Потом уже, когда началось студенчество, первым звоночком, что я буду заниматься научной работой, стал, наверное, интерес к истории кафедры, на которую я попал. Это так называемая «школа Лурье», известного всем Анатолия Исаковича Лурье – одного из крупнейших ученых в области механики в нашей стране. Человека, который написал до сих пор не устаревшие монументальные работы по аналитической механике, нелинейной теории упругости, заложил основы теории управления зенитными управляемыми ракетами, благодаря которым обеспечивалась безопасность нашей родины. Это великий человек, у него было много учеников, и каждый из них руководил разными направлениями на кафедре. Например, Анатолий Аркадьевич Первозванский занимался теорией автоматического управления. Еще один последователь Анатолия Исааковича Лурье, который после него возглавил кафедру, – Владимир Александрович Пальмов. Не так давно его не стало, но мы знаем его знаменитых учеников: профессора Алексея Ивановича Боровкова, членкора РАН Дмитрия Анатольевича Индейцева, который сейчас руководит Высшей школой механики и процессов управления, и профессора Александра Константиновича Беляева. Александр Константинович – тоже член-корреспондент РАН, мой научный руководитель. Ощущение того, что находишься в таком окружении, учишься у учеников тех выдающихся отцов-основателей – эта уникальная атмосфера, конечно, положительно на мне сказалась.

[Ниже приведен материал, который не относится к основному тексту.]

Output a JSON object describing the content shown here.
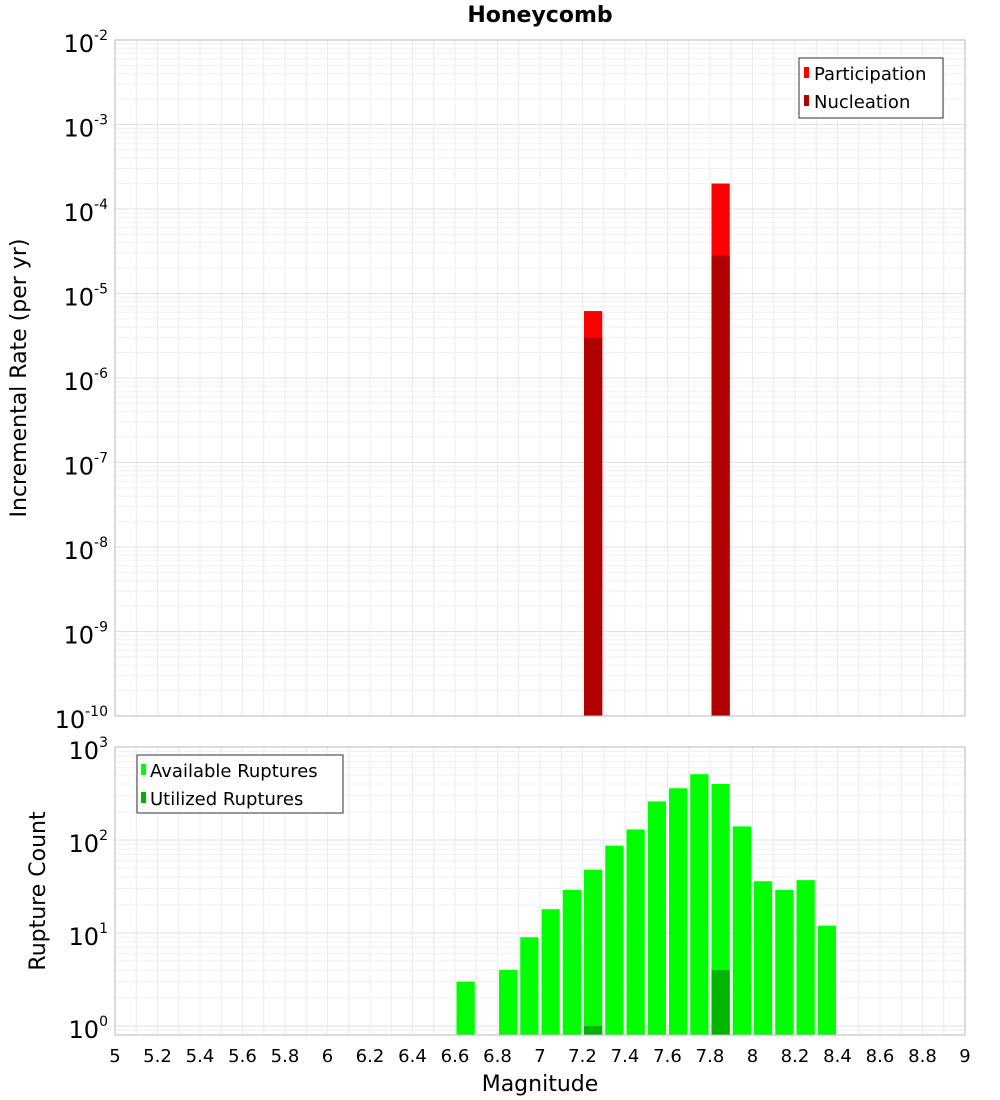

- У вас есть какой-то особенный человек, советник в науке?

- На третьем курсе, когда нужно было выбирать научного руководителя, я в течение нескольких недель проводил анализ. Начиная с 2000 года собрал информацию обо всех названиях работ и научных руководителях всех тех, кто выпускался по нашей кафедре, систематизировал, выбрал того руководителя и то направление, которое казалось мне наиболее интересным. Александр Константинович Беляев взял меня в научный грант, который организовывался на этой кафедре под его руководством.

Моя жизнь кардинально изменилась, потому что до тех пор я занимался только учебой. Это было сложно, занимало все время. График был примерно такой: встаешь в 6.40, приезжаешь на пары, до шести вечера занимаешься, возвращаешься домой, до двух-трех ночи решаешь задачи по высшей математике, теории упругости, теории управления, матфизике. Спишь три часа, просыпаешься, а еще в один из дней была военная кафедра – я закончил ее, будучи командиром взвода. То есть началась настоящая «жара».

- Вы пропускали когда-нибудь занятия – вот так чтобы взять и целый день прогулять?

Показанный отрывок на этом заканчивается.